La sua lettura mi ha indotto a riflettere sul tipo di figura paterna da me interpretato. A seguito di un esame di coscienza severo e dopo un’analisi accurata (e sofferta), sono in grado di affermare in piena coscienza che sì, posso aver commesso errori, ma non assomiglio a quel terribile genitore e che non corro pericolo di vedermi recapitare da mio figlio una simile missiva.
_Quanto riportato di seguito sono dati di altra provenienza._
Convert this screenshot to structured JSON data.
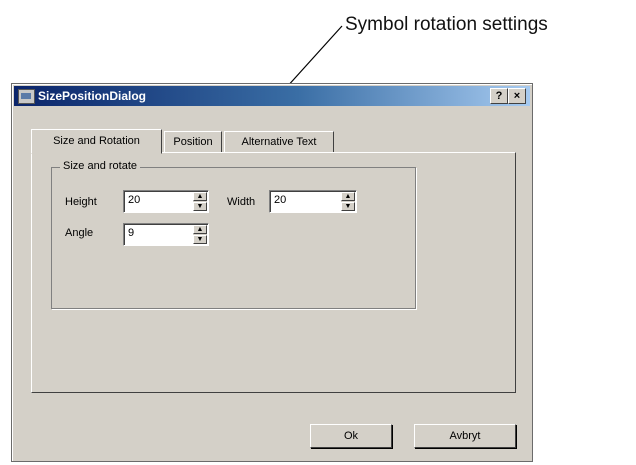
{
  "callout": {
    "text": "Symbol rotation settings"
  },
  "dialog": {
    "title": "SizePositionDialog",
    "help_button": "?",
    "close_button": "×",
    "tabs": [
      {
        "label": "Size and Rotation",
        "active": true
      },
      {
        "label": "Position",
        "active": false
      },
      {
        "label": "Alternative Text",
        "active": false
      }
    ],
    "group": {
      "legend": "Size and rotate",
      "height_label": "Height",
      "height_value": "20",
      "width_label": "Width",
      "width_value": "20",
      "angle_label": "Angle",
      "angle_value": "9"
    },
    "ok_label": "Ok",
    "cancel_label": "Avbryt"
  },
  "icons": {
    "app": "dialog-app-icon",
    "spin_up": "spin-up-arrow-icon",
    "spin_down": "spin-down-arrow-icon"
  },
  "colors": {
    "window_face": "#d4d0c8",
    "title_bar_start": "#0a246a",
    "title_bar_end": "#a6caf0"
  }
}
Rincuorato da queste conclusioni, mi piacerebbe scrivere una lettera “al figlio”, certo non così lunga e importante come quella dell’autore ceco (io non sono Kafka), una lettera agile, per la quale non sceglierei un registro solenne o serioso, ma un tono leggero con qualche licenza dissacrante. Immagino suonerebbe pressappoco così:
Caro figlio,
so che mi farai fuori (spero solo metaforicamente): me lo assicura Sigmund, maestro di tutti noi. Da quando ho letto Freud aspetto rassegnato il momento di incontrare il mio Edipo vendicativo. So che si tratta di un passaggio per me doloroso, ma inevitabile per la conquista della tua indipendenza e della tua autonomia.
Accanto alla figura del tragico re di Tebe la saggezza antica ci propone però anche altre figure mitiche di figli: Telemaco che si fa uomo nel ricordo e nell’attesa del padre (però io sono stato sempre presente e non mi sono divertito come Ulisse); Enea, ritratto da Bernini nell’atto di portare il vecchio padre sulle spalle. Il gruppo marmoreo sintetizza mirabilmente il passaggio generazionale: l’eroe, nel fiore degli anni, forte di tutta la sua virilità, fugge da Troia in fiamme reggendo sul dorso un Anchise vegliardo, mentre a lui si aggrappa il figlio Ascanio, tenero fanciullo bisognoso delle cure paterne. Eppure, quel vecchio ora così debole è stato un nobile principe, è stato un forte guerriero, è stato un giorno un eroe amato da Venere!
Ecco, figlio mio, vorrei che anche tu, dopo aver agito il ruolo di Edipo, diventassi un po’ Enea, pronto a offrirmi le tue spalle nell’età della vecchiaia e dell’inevitabile decadenza fisica.
Anch’io penso di aver fatto la mia parte: ho ucciso con fatica il genitore per conquistare la mia vita, ma posso identificarmi con Enea nell’avergli offerto sostegno e aver protetto i suoi passi incerti. Ora tocca a te.
Ti auguro (e mi auguro) che tu sappia passare dalla feroce determinazione di Edipo, vincitore della Sfinge, alla pietas di Enea, fondatore di città.